With history and context in mind, the idea of including a person’s profession as a hate-crime characteristic is utterly ridiculous. A person’s occupation, no matter how meaningful, is not an immutable characteristic. Our gratitude for the service of law enforcement professionals does not transform police work into an ethnicity.
Louisiana’s repurposing its hate crime law dilutes the very idea of a hate crime beyond recognition. And that’s not to downplay violence against police. There are many criminals who hate police, and who commit violent crimes against cops just for being cops. And those crimes against police are no less serious or immoral because they are not truly “hate crimes.” This is simply a legislative attempt to put a square peg in a round hole.

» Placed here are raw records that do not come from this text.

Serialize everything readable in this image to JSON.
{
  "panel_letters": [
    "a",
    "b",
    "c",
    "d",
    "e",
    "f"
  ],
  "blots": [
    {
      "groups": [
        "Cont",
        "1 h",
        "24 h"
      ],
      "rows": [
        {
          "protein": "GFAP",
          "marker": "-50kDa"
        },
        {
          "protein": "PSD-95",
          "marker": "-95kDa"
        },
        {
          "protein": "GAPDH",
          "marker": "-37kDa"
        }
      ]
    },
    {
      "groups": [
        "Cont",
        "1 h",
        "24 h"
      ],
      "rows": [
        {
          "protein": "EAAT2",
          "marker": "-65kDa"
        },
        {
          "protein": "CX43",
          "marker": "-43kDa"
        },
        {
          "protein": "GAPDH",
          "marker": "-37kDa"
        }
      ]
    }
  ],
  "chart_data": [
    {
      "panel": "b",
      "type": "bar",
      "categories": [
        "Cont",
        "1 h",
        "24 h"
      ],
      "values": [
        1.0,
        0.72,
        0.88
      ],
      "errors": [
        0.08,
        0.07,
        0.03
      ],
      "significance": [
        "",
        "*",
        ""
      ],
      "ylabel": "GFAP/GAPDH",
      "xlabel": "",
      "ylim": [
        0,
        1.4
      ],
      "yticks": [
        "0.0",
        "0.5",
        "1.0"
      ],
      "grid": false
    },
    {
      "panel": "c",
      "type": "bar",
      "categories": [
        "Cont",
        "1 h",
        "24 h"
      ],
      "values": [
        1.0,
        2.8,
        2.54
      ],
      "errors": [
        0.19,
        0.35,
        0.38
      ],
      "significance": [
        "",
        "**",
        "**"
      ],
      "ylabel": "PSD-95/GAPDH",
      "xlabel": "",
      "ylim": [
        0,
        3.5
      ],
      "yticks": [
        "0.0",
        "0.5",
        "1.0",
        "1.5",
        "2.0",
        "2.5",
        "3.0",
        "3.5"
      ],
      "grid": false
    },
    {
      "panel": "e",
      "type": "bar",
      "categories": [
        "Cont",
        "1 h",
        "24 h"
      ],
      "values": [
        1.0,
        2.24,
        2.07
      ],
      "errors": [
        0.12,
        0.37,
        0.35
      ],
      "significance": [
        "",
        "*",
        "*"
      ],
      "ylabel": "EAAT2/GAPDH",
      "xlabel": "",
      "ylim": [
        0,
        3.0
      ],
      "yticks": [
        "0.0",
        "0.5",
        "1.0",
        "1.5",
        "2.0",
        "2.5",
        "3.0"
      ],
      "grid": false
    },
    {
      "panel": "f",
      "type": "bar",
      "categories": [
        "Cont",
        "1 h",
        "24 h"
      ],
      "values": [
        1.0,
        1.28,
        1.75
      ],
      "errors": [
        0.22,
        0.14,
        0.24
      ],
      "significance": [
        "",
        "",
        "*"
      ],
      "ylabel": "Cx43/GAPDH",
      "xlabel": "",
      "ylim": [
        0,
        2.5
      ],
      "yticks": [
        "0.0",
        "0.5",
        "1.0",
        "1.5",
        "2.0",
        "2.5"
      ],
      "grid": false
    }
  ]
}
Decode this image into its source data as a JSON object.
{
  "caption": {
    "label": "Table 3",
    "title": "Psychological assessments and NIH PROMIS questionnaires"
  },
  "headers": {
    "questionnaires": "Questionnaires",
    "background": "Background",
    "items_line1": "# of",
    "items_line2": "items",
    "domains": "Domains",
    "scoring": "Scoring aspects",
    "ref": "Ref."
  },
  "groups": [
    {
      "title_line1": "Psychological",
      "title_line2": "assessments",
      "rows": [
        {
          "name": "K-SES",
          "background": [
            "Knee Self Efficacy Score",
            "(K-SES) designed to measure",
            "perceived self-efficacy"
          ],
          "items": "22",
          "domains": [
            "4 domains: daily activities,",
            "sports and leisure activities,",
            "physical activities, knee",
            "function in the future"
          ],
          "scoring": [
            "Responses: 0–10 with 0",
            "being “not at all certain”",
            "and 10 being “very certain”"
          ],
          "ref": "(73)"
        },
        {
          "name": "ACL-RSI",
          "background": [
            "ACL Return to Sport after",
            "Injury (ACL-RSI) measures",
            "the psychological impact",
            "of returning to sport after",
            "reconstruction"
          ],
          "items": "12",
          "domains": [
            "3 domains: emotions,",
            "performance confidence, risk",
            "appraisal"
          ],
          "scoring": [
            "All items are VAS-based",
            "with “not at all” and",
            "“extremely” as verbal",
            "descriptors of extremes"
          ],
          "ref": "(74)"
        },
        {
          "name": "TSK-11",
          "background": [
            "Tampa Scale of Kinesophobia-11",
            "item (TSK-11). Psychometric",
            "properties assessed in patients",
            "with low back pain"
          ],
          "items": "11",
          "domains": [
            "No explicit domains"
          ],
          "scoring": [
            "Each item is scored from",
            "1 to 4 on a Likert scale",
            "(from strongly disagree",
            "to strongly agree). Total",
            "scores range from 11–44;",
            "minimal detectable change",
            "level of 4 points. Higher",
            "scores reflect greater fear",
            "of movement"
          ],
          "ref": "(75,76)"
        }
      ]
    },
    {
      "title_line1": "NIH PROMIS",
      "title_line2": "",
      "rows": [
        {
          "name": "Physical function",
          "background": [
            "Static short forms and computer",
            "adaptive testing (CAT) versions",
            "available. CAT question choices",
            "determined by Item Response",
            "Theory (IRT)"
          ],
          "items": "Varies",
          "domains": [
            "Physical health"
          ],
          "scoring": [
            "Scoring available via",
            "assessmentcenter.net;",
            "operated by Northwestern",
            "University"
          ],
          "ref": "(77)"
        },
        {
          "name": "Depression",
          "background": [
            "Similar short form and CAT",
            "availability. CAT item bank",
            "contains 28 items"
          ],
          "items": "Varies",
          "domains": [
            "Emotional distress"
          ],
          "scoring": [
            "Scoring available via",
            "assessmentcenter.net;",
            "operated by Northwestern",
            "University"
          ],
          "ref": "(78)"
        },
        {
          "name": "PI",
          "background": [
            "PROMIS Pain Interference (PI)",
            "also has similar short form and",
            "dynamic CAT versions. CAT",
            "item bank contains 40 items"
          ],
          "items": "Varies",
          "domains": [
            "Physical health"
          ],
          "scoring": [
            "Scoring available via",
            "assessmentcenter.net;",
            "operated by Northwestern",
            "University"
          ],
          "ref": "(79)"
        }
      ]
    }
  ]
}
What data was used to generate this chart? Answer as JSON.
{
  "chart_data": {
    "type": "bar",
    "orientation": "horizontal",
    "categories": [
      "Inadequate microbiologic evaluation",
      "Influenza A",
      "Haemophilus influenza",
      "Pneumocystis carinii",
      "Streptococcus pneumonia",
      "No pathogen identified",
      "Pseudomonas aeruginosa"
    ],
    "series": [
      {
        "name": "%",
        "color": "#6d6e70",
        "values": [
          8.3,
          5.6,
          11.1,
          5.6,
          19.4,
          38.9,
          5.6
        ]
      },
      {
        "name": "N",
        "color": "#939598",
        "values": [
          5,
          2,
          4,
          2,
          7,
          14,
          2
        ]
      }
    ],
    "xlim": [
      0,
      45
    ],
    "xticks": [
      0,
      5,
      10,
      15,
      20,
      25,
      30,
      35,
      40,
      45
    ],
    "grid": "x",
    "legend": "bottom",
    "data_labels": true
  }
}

The people of Louisiana respect their law enforcement professionals, and they were angry when Darren Goforth, a uniformed sheriff’s deputy, was ambushed and killed last August. Many are angry because they feel the “Black Lives Matter” movement has created an atmosphere of disrespect for law enforcement. The Blue Lives Matter law is meant to be a salve for that wound.
Poorly-drafted laws do not honor the memory of a victim. Nonetheless, in today’s political circus, laws are not passed because they have legal or practical value. Laws are not passed when they are needed, or when they will make a difference to society. Laws are passed when they make people feel good.
“The overarching message is that hate crimes will not be tolerated in Louisiana,” Gov. John Bel Edwards said after signing the law.
Actually, that’s not true. The overarching message is that there is a war between those who actively oppose racial discrimination and those who respect and value the lives of police officers. The intent to pit the “Blue Lives Matter” against “Black Lives Matter” is unmistakable. This statute was drafted and passed as a way to make Louisianans feel like their government is “doing something” about the problem of violence against police. But in passing this law, the Louisiana government has eroded its own criminal justice system for the purpose of creating a pleasing headline. Legislating in a way that accomplishes goals we’ve already met and weaken laws that already exist shows an absolute lack of integrity on the part of those entrusted with authority to govern.